Reader Takeaway: Revenue and profit declined year-on-year, but Q4 showed recovery signs with wine tourism growing strongly.
What just happened
Sula Vineyards announced its financial results for the fiscal year ending March 2026. Consolidated revenue from operations stood at ₹596.19 crore, a decrease of 3.7% from ₹619.38 crore in the previous fiscal year (FY25). Consolidated profit after tax (PAT) saw a significant drop of 63.5%, falling to ₹25.65 crore from ₹70.20 crore in FY25.
The company attributed the revenue decline to weakness in its 'Own Brands' segment, citing demand softness and transient regional disruptions. Operating EBITDA also fell by 29.6% to ₹107.77 crore from ₹153.00 crore.
However, the company noted a positive trend in the fourth quarter (Q4 FY26), where sales for 'Own Brands' grew by 7% year-on-year, indicating a potential recovery.
Why this matters
The results indicate a challenging year for Sula Vineyards, impacted by macroeconomic factors affecting consumer demand. The sharp fall in profitability, more pronounced than the revenue decline, points to operating deleverage. However, the noted recovery in Q4 and strong performance in the wine tourism segment offer some positive signals for future performance.
The backstory
FY26 represented a transitional year for Sula Vineyards. The company faced headwinds common to the broader wine industry, including softened demand and localized challenges. Despite these pressures, Sula continued to invest in its wine tourism business, a segment that has consistently shown robust growth.
What changes now
Sula Vineyards has recommended a final dividend of ₹2 per equity share for FY26, subject to shareholder approval. The company's focus for FY27 will be on sustaining the recovery witnessed in Q4 and implementing cost rationalization measures to improve margins. Investors will be watching the company's ability to regain momentum in its core 'Own Brands' segment and expand its hospitality offerings.
Risks to watch
Key concerns include the ongoing demand softness in premium wine segments and the impact of regional disruptions. The company must navigate these challenges to reverse the declining revenue and profitability trends. Margin contraction due to operating deleverage is another area requiring close monitoring.
Peer comparison
(No peer comparison data provided in the filing.)

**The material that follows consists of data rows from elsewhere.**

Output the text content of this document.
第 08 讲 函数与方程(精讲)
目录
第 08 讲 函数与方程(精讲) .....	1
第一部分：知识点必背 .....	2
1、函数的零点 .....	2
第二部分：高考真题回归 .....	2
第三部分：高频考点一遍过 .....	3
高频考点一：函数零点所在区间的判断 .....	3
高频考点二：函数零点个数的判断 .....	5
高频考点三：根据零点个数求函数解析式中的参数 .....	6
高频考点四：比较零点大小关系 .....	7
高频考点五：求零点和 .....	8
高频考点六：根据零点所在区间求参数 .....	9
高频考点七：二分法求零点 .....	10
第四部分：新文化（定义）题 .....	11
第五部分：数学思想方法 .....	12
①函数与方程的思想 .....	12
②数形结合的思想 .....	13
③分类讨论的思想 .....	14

Context metrics (time-bound)
- Consolidated Revenue: ₹596.19 crore (FY26) vs ₹619.38 crore (FY25)
- Consolidated PAT: ₹25.65 crore (FY26) vs ₹70.20 crore (FY25)
- Consolidated Operating EBITDA: ₹107.77 crore (FY26) vs ₹153.00 crore (FY25)
- Wine Tourism Revenue: ₹72.8 crore (FY26), a 20.7% YoY growth
- Net Debt: ₹280 crore (as of March 2026)
- Dividend: ₹2 per equity share recommended for FY26
What to track next
Investors should track the sequential improvement in 'Own Brands' sales, the continued growth of the wine tourism segment, and management's success in controlling costs and improving operating margins in FY27.